Bourtai vio a los dos hombres y corrió hacia su encuentro.

—¿Qué ha sido decidido? —preguntó ansiosamente.

—Nada todavía —Flandry tomó sus manos entre las suyas. Ahora que se hallaba en calma, apreció el gran atractivo de Bourtai. Sonrió con abierta simpatía—. Desde hace muchos años he vagado por el mundo, esperando encontrar lo que tú representas para mí. Ahora que lo he hallado, mis esperanzas están bien recompensadas.

Una fuerte emoción se reflejó en las bellas facciones de Bourtai. Ella no era locuaz por naturaleza. Bajó la mirada y murmuró:

—No sé qué decir…

—No necesitas decir nada. Solo ser como eres.
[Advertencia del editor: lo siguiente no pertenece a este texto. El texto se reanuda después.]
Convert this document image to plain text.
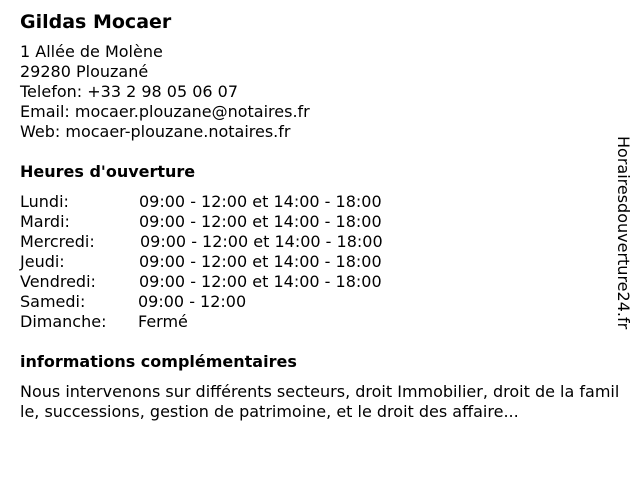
Gildas Mocaer
1 Allée de Molène
29280 Plouzané
Telefon: +33 2 98 05 06 07
Email: mocaer.plouzane@notaires.fr
Web: mocaer-plouzane.notaires.fr
Heures d'ouverture
Lundi:	09:00 - 12:00 et 14:00 - 18:00
Mardi:	09:00 - 12:00 et 14:00 - 18:00
Mercredi:	09:00 - 12:00 et 14:00 - 18:00
Jeudi:	09:00 - 12:00 et 14:00 - 18:00
Vendredi:	09:00 - 12:00 et 14:00 - 18:00
Samedi:	09:00 - 12:00
Dimanche: Fermé
informations complémentaires
Nous intervenons sur différents secteurs, droit Immobilier, droit de la famille, successions, gestion de patrimoine, et le droit des affaire...
Horairesdouverture24.fr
—Yo no soy nadie. La hija de un hombre muerto, mi dote perdida hace tiempo y tú eres un Orluk de la Madre Tierra… ¡No está bien, no es justo!

—¿Crees que importa tu dote? —intervino Arghun. Y en su voz se delataba un violento esfuerzo.

—¿Han hablado ustedes dos? —inquirió Flandry.

—Sí. Estuvimos hablando un buen rato esta mañana —repuso Arghun con rigidez.

Arghun procuró esconder su gesto de dignidad tras una máscara impasible. Flandry le miró largamente y se encogió de hombros.

—Vamos; será mejor que volvamos al Kurultai.

Flandry no soltó a la joven, sino que puso su brazo bajo el de Bourtai. Ella anduvo silenciosamente y a través de sus atavíos Flandry comprobó que la chica temblaba ligeramente. El viento, silbante, revolvía su negra cabellera.

Cuando estuvieron cerca de la kibitka del Consejo, se abrieron sus puertas y apareció Juchi Ilyak en pie, inmóvil y majestuoso.

—Orluk —dijo a Flandry—, quizá exista una buena solución para todos nosotros. Al menos, buscaremos otro sabio consejo. ¿Se atrevería usted a venir conmigo al Pueblo Helado?